First brought to market by Cree in 2011, SiC has a breakdown field strength 10x higher than silicon. This means that less material is needed to withstand high voltages and thus, the ON-resistance can be much lower. This ON-resistance is more stable over wide temperature ranges as well. Compared to silicon, the ON-resistance changes 1/10th as much over a temperature range from 25 °C to 150 °C. Thermal conductivity is also much higher than Silicon or GaN
One of the downsides of SiC technology is that the gate drive requirements are higher. To realize the full benefit and achieve the lowest ON-resistance, the gate driver must have very low impedance and swing from -2 to -5 volts all the way up to +20. Additionally, because of the high breakdown strength, the body diode forward voltage can get up there, sometimes around 4V, so watch out.
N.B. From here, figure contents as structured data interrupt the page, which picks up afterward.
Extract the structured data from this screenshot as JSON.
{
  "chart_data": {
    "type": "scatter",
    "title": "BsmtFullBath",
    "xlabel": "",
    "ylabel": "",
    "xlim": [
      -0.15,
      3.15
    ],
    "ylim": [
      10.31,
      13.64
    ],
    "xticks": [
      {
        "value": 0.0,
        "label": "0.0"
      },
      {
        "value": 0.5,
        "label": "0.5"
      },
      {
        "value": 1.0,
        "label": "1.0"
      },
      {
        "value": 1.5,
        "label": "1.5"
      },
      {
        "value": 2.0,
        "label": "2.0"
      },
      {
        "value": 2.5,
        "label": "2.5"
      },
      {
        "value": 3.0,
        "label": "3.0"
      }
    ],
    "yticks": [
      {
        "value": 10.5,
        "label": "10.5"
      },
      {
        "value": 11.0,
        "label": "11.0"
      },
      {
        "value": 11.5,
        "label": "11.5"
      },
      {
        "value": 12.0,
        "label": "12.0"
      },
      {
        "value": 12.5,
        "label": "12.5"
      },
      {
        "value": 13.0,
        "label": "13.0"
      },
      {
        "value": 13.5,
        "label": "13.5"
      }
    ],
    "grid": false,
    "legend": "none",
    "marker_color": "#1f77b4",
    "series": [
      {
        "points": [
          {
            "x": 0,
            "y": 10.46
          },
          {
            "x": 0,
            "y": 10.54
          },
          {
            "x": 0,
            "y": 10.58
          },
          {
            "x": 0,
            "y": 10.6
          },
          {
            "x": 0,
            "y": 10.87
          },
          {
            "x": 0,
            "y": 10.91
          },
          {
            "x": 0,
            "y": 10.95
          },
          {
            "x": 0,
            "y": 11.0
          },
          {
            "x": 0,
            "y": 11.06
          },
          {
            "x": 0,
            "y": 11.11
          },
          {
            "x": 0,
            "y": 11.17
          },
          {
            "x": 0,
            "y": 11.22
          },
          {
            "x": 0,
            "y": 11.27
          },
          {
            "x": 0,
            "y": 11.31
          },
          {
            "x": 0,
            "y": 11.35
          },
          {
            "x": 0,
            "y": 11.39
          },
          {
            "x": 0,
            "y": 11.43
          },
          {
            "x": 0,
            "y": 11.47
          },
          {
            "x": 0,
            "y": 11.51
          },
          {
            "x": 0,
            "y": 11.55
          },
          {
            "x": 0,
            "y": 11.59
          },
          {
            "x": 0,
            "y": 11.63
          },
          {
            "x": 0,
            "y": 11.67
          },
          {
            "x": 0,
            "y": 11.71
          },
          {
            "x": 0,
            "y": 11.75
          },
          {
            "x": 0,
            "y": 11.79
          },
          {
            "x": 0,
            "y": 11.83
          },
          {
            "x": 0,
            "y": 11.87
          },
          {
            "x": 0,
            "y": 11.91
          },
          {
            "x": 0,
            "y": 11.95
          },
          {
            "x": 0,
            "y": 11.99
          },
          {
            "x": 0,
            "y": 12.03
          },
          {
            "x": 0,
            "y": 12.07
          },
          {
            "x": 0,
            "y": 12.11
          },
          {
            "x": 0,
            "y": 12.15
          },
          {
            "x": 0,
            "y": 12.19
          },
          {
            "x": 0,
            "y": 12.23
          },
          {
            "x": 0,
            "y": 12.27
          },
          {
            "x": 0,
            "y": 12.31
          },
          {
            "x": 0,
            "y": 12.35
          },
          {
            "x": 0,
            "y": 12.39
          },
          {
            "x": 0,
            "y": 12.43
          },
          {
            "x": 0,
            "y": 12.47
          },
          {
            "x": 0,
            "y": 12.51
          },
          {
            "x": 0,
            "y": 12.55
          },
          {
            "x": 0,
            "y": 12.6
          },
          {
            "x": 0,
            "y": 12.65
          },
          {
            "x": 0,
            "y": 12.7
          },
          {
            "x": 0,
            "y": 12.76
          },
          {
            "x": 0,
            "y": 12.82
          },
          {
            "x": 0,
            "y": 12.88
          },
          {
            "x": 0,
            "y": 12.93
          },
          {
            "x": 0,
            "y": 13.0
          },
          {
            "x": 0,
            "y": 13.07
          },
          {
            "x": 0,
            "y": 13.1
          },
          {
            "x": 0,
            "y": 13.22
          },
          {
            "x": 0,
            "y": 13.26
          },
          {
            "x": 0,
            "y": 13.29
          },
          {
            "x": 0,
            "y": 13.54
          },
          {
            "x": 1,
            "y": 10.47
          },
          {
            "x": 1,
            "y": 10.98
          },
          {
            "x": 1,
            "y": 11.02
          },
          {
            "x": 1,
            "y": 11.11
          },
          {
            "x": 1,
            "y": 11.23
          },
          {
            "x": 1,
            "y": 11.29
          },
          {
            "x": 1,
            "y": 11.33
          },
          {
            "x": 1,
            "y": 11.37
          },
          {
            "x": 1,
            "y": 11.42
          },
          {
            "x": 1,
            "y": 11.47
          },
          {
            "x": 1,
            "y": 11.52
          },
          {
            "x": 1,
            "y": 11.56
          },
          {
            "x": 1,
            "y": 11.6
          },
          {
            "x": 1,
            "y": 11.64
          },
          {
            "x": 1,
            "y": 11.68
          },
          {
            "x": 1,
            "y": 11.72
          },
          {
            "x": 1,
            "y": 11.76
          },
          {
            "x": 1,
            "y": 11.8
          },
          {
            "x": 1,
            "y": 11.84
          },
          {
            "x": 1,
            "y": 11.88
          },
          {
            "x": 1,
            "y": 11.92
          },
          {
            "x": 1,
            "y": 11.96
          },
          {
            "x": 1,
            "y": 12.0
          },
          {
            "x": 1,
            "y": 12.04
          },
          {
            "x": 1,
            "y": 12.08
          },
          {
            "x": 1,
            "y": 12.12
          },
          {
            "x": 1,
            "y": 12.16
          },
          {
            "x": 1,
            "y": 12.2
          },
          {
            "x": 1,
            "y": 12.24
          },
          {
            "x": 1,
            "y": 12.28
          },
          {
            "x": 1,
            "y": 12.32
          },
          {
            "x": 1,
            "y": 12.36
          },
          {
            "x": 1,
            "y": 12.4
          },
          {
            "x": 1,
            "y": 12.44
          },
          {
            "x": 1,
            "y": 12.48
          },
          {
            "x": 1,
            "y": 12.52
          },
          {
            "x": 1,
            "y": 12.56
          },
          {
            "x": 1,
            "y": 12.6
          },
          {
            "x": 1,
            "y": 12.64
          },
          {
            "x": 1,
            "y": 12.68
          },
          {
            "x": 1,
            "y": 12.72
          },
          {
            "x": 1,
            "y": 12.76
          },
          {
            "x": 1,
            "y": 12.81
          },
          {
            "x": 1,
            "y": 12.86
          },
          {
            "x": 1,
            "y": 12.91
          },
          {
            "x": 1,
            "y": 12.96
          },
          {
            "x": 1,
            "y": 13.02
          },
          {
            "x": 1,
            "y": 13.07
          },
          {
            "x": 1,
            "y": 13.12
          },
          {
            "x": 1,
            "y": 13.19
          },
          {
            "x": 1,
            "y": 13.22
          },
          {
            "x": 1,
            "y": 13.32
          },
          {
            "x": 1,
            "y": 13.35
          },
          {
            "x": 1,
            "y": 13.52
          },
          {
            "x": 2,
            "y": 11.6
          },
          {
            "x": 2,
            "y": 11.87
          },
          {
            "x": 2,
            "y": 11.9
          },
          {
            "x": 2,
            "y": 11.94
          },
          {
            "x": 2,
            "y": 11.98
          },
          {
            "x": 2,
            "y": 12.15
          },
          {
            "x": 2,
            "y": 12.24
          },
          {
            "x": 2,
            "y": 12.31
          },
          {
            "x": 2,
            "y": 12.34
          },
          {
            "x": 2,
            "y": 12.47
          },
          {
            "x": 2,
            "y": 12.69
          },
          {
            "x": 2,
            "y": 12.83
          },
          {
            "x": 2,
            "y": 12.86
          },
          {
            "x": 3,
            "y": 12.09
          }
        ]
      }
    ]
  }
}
SiC really finds its home in high voltage high power applications. The technology can be used to create transistors capable of switching voltages as high as 10kV! For inverters, motor controllers, and other high voltage high power applications, SiC FETs are a good fit. Just remember to design the driver to swing between -2 to +20 volts and mind the body diode current.
GaN FETs have a number of key advantages over MOSFETs on Si, and even SiC. Due to their low gate capacitance, they do very well in high frequency applications. For high efficiency and high density power designs, higher operating frequency can bring down the size of inductors and other supporting passives to lower total system costs. GaN FETs have a much lower gate drive voltage than SiC (4.5V typ) GaN devices have higher electron mobility than Si and SiC devices, and can operate at temperatures up to 450C (even if the rest of your board is on fire). Gan Devices also parallel easily for increased current capability.
GaN does well in high current and high voltage applications, but parts are not comparable to SiC in this area yet. GaN FETs are also more difficult to produce.
GaN FETs are the clear winner in high frequency and high temperature applications. RF amplifiers and very high density power supplies are good applications for these devices.